Par Christophe Châtelot (Le monde)

Sans surprise aucune, la Cour constitutionnelle guinéenne a confirmé, samedi 7 novembre, les chiffres annoncés la semaine précédente par la Commission électorale nationale indépendante (CENI), consacrant la victoire d’Alpha Condé à la présidentielle du 18 octobre. Personne n’attendait autre chose de la part de deux institutions accusées d’être inféodées au pouvoir en place. Les juges ont repoussé les recours déposés par l’opposition. Alpha Condé peut entamer un troisième mandat consécutif, acquis en piétinant les principes républicains qu’il défendait lorsqu’il se battait contre le dictateur Sékou Touré (1958-1984) ou l’autocrate sourcilleux Lansana Conté (1984-2008).

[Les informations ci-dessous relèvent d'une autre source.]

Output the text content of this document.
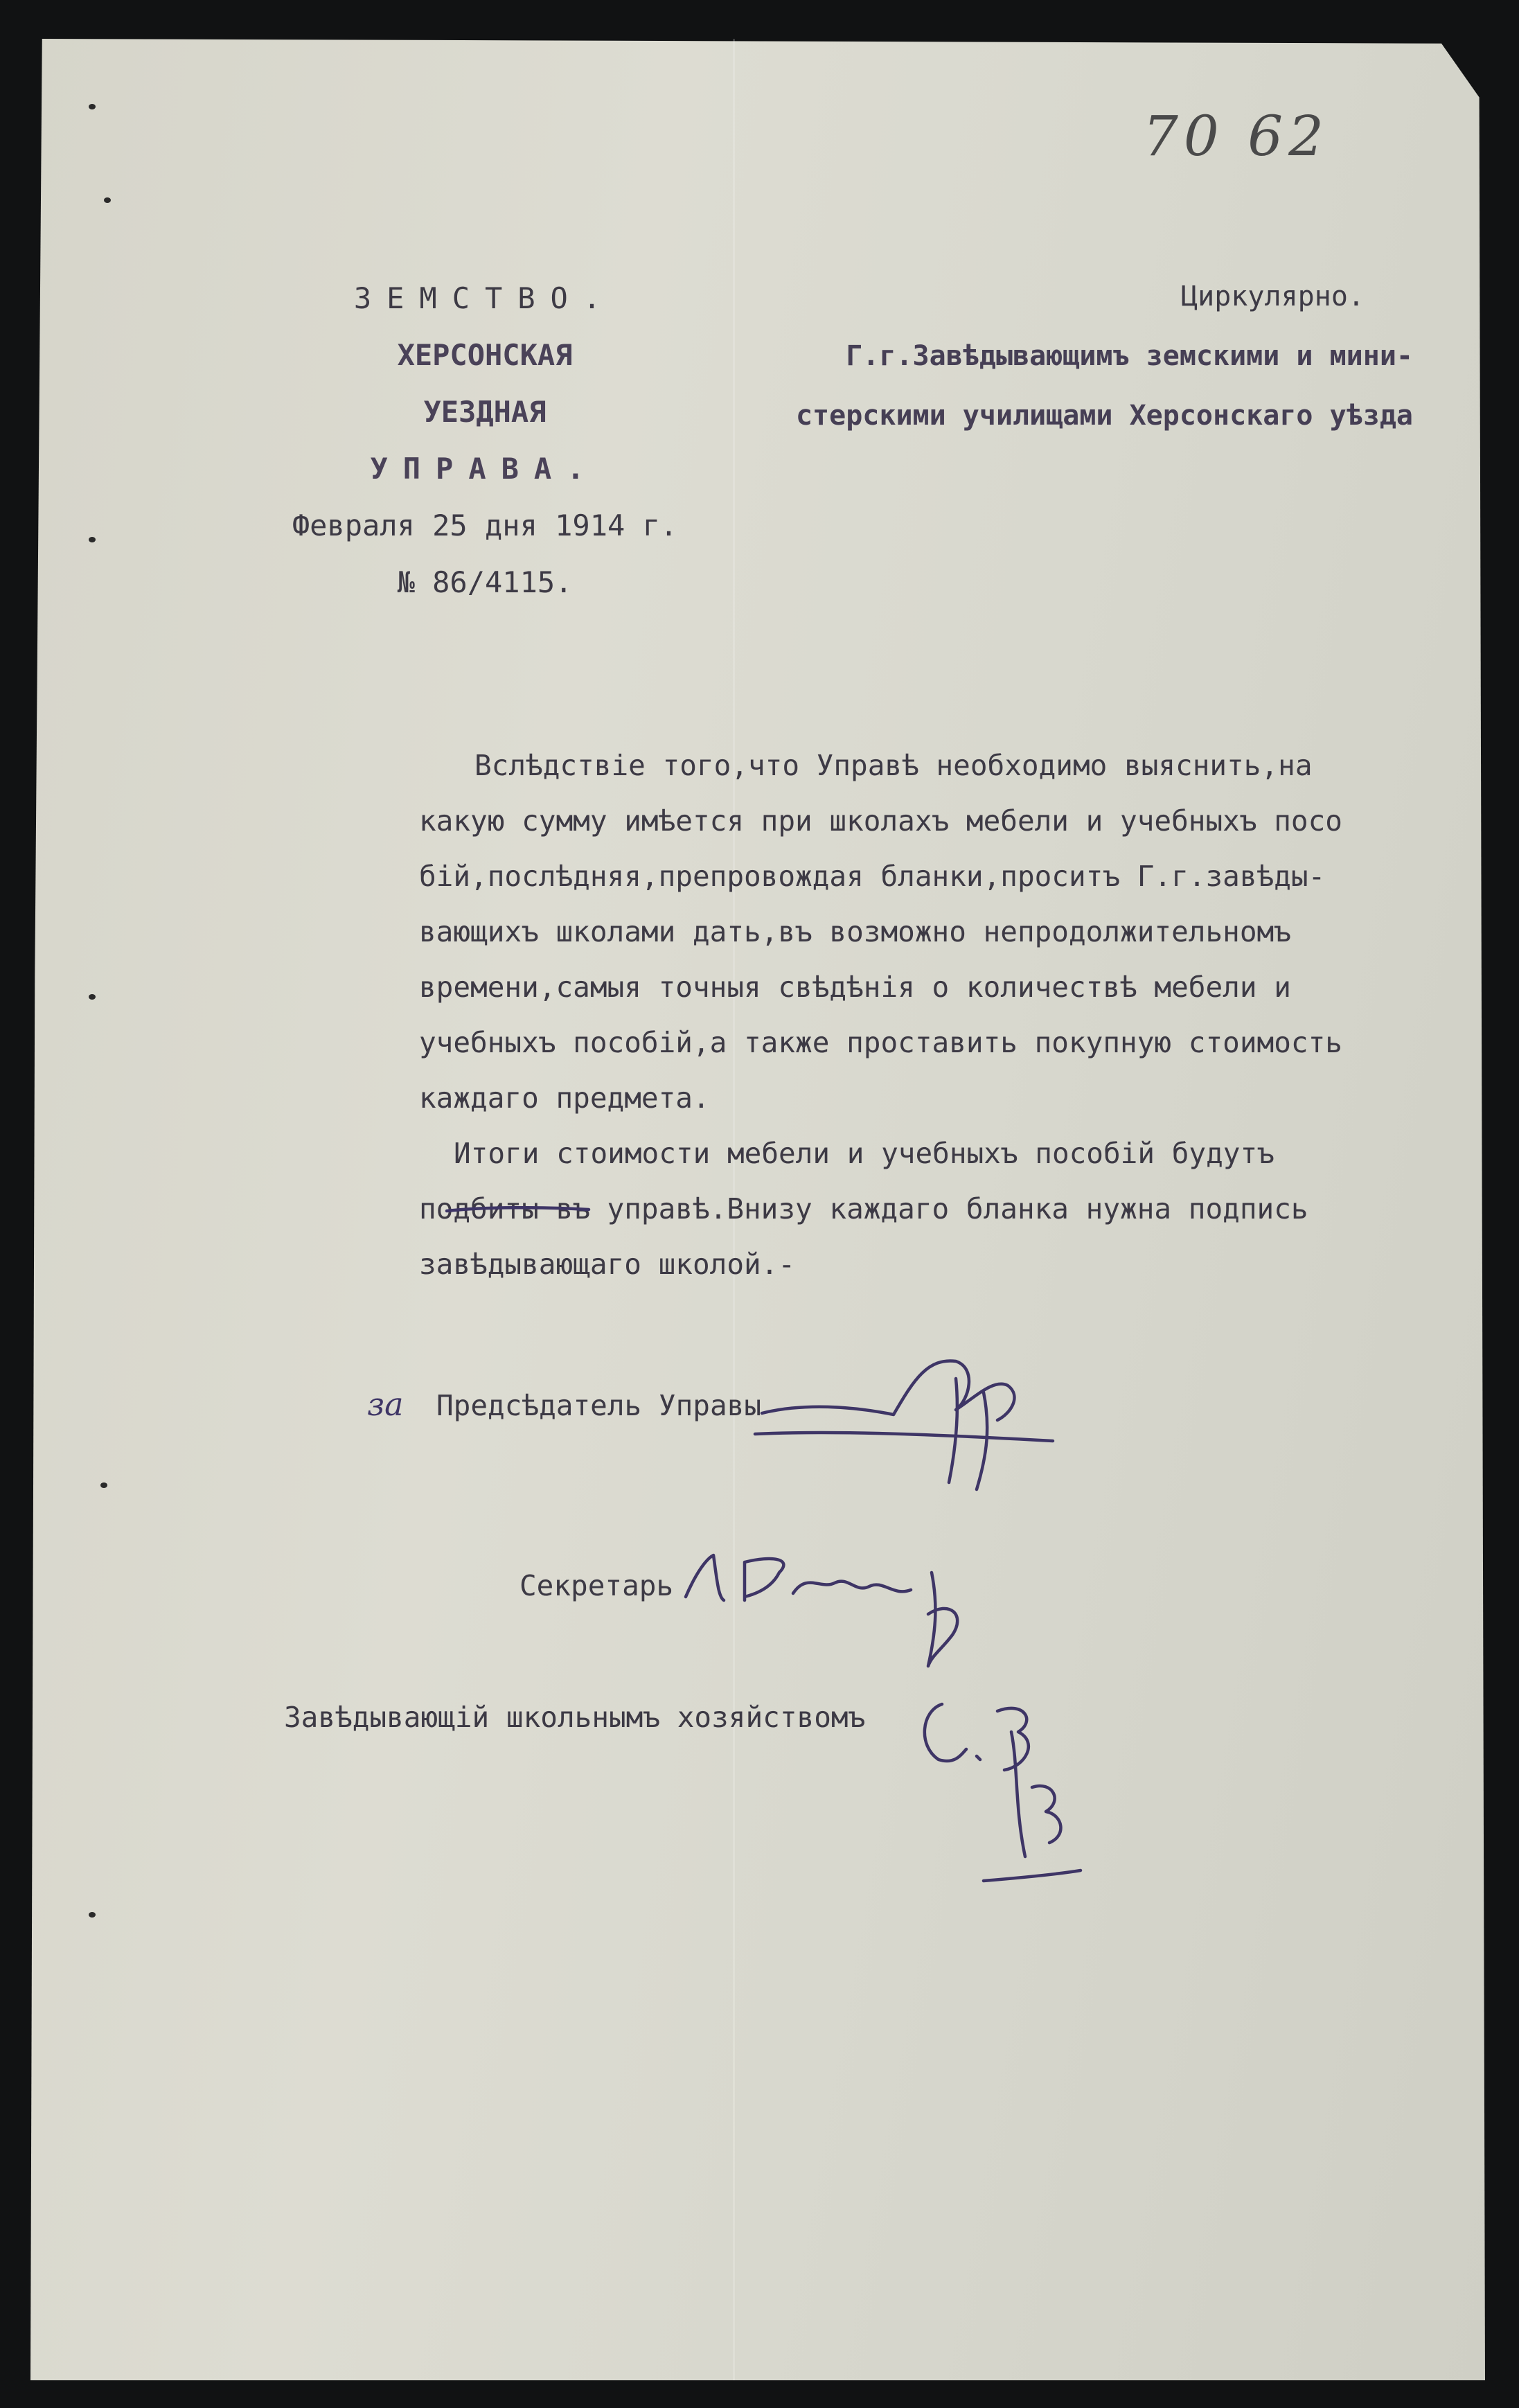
70 62
ЗЕМСТВО.
ХЕРСОНСКАЯ
УЕЗДНАЯ
УПРАВА.
Февраля 25 дня 1914 г.
№ 86/4115.
Циркулярно.
Г.г.Завѣдывающимъ земскими и мини-
стерскими училищами Херсонскаго уѣзда
Вслѣдствіе того,что Управѣ необходимо выяснить,на
какую сумму имѣется при школахъ мебели и учебныхъ посо
бій,послѣдняя,препровождая бланки,проситъ Г.г.завѣды-
вающихъ школами дать,въ возможно непродолжительномъ
времени,самыя точныя свѣдѣнія о количествѣ мебели и
учебныхъ пособій,а также проставить покупную стоимость
каждаго предмета.
Итоги стоимости мебели и учебныхъ пособій будутъ
подбиты въ управѣ.Внизу каждаго бланка нужна подпись
завѣдывающаго школой.-
за Предсѣдатель Управы
Секретарь
Завѣдывающій школьнымъ хозяйствомъ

Pour imposer sa candidature, Alpha Condé a dû tripatouiller une nouvelle Constitution dont la légitimité est, depuis le début, remise en question. Officiellement, il s’agissait de doter la Guinée d’une loi fondamentale plus en adéquation avec son époque, prenant davantage en compte les questions d’égalité des genres ou de protection de l’environnement, notamment. Le texte devait remplacer celui, loin d’être parfait, bricolé durant la transition politique instaurée entre la fin violente de la junte de Moussa Daddis Camara, en décembre 2009, et les premières élections démocratiques et pluralistes l’année suivante.

Un référendum chaotique

Las, la greffe de la Constitution version 2020 a du mal à prendre. Le texte a été rédigé en catimini, sans débat, provoquant même la démission du ministre de la justice, Cheick Sako. Dans une lettre au chef de l’Etat, le garde des sceaux s’étonnait de ne pas avoir été « associé à la rédaction de la nouvelle Constitution ». Le texte a finalement été adopté en mars à l’issue d’un référendum chaotique organisé sur la base d’un fichier électoral qui, quinze jours plus tôt, comportait encore 2,5 millions d’électeurs douteux, soit un tiers de la liste.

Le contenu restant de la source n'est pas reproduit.